ICI Again Seeks Oversight of Folio Products

The Investment Company Institute of Washington D.C. has taken the unusual step of submitting a follow up letter to an earlier request that the Securities and Exchange Commission regulate portfolio products like mutual funds.

This is only the second time the ICI has submitted a second letter to the SEC on the same issue and the first time that it has called such a letter a "Petition for Rulemaking," an established form of appeal to the SEC, according to John Collins, an ICI spokesperson.

In the so-called petition to Jonathan G. Katz, secretary of the SEC, dated March 28, Craig S. Tyle, general counsel for the ICI outlines what the ICI would like included in a rule that would regulate some portfolio products under the Investment Company Act of 1940.

This is the second time the ICI has urged the SEC to regulate the products like funds. In July, the ICI sent a letter to the SEC saying that certain portfolio products should be regulated like funds because they offer the same advantages but have none of the protections of products regulated by the 40 Act.

Because the SEC has not responded to the letter, the ICI decided the issue was important enough to issue a so-called petition for rulemaking, said Collins. In the months since the ICI sent the SEC its letter, several companies have announced they will offer portfolio products, including Fidelity of Boston and Charles Schwab of San Francisco, he said. The ICI is concerned that if the SEC does not move quickly to regulate the products, it may be faced with having to retroactively regulate a sub-industry, Collins said.

"There isn't a date on this," Collins said. "We are asking simply that they act expeditiously so that there isn't a long growth of these products."

The petition outlines what the ICI would like included in a rule. The SEC should develop a rule that uses three criteria to determine if portfolio products should be regulated under the 40 Act, according to the petition.

The first and second criteria would be that the products are pre-fabricated model portfolios that investors can purchase in a single transaction and can make a limited amount of changes, based on changes a professional manager made to a model portfolio. The third criteria would be that the products offer trading services, like the issuance of fractionalized shares, that investors would rely on to make purchases for or changes to their portfolios, according to the petition.

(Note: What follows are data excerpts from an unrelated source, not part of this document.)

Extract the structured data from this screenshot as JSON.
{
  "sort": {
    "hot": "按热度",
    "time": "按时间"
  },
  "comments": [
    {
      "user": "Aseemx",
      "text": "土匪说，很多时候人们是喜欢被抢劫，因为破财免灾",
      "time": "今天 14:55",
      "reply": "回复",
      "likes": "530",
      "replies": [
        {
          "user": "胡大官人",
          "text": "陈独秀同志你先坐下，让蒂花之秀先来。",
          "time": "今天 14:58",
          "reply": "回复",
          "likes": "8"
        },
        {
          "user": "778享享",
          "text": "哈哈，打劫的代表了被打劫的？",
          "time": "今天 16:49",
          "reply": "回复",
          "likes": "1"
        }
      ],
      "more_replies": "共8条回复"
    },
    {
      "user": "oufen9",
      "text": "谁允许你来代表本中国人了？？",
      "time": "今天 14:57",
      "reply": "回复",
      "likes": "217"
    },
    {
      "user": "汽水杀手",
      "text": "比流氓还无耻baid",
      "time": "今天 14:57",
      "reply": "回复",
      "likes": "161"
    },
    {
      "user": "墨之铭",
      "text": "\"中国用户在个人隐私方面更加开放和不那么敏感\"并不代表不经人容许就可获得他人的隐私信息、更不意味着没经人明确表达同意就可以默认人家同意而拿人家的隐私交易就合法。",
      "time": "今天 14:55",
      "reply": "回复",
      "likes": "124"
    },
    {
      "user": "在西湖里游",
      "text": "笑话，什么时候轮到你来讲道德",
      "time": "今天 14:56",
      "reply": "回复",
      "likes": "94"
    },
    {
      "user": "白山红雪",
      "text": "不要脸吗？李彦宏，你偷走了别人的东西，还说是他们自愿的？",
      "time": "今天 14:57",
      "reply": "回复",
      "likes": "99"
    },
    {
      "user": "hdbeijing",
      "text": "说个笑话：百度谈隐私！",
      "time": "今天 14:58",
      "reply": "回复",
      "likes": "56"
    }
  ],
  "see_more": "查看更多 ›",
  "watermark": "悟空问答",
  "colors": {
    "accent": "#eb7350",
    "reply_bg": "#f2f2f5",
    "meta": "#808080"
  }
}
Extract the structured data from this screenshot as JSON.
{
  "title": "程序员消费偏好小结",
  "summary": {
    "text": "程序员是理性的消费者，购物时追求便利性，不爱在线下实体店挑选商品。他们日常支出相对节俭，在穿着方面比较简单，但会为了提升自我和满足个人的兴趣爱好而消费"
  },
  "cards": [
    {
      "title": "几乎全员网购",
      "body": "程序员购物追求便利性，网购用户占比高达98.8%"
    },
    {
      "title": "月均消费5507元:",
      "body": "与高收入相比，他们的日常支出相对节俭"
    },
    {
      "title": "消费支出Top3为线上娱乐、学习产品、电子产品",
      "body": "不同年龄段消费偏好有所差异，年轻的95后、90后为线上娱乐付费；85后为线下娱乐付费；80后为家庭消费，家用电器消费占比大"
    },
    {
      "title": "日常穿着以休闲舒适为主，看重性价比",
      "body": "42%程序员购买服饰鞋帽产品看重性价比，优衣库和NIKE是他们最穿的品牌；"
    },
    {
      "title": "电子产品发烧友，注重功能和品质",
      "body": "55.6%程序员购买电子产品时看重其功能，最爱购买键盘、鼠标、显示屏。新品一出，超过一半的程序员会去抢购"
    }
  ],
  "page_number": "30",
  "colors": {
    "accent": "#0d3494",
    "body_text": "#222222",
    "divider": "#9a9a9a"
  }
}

The ICI's petition is a reaction to a product it perceives as a threat to the mutual fund industry, said Nancy Smith, vice president of investor education with FOLIOfn of Vienna, Va., and a former SEC official. FOLIOfn acts like many other brokers and should not be considered an investment company, Smith said.

The ICI's argument against FOLIOfn and other portfolio products rests on a far-fetched legal theory, she said.

The attention the ICI is giving the products may actually help the products, according to Jonas Max Ferris, CEO of MaxFunds.com of Ann Arbor, Mich. MaxFunds offers several model portfolios but does not offer brokerage capabilities. The firm was named in the ICI's petition as providing a professionally managed, pre-packaged portfolio. By repeatedly requesting that the SEC look into regulating the products, the ICI may be generating more attention for them and may unwittingly be producing a positive perception of them, he said.

"The upshot of this is it's generating a lot of attention and I think when the fund industry starts throwing its weight around, it may wind up hurting itself," he said.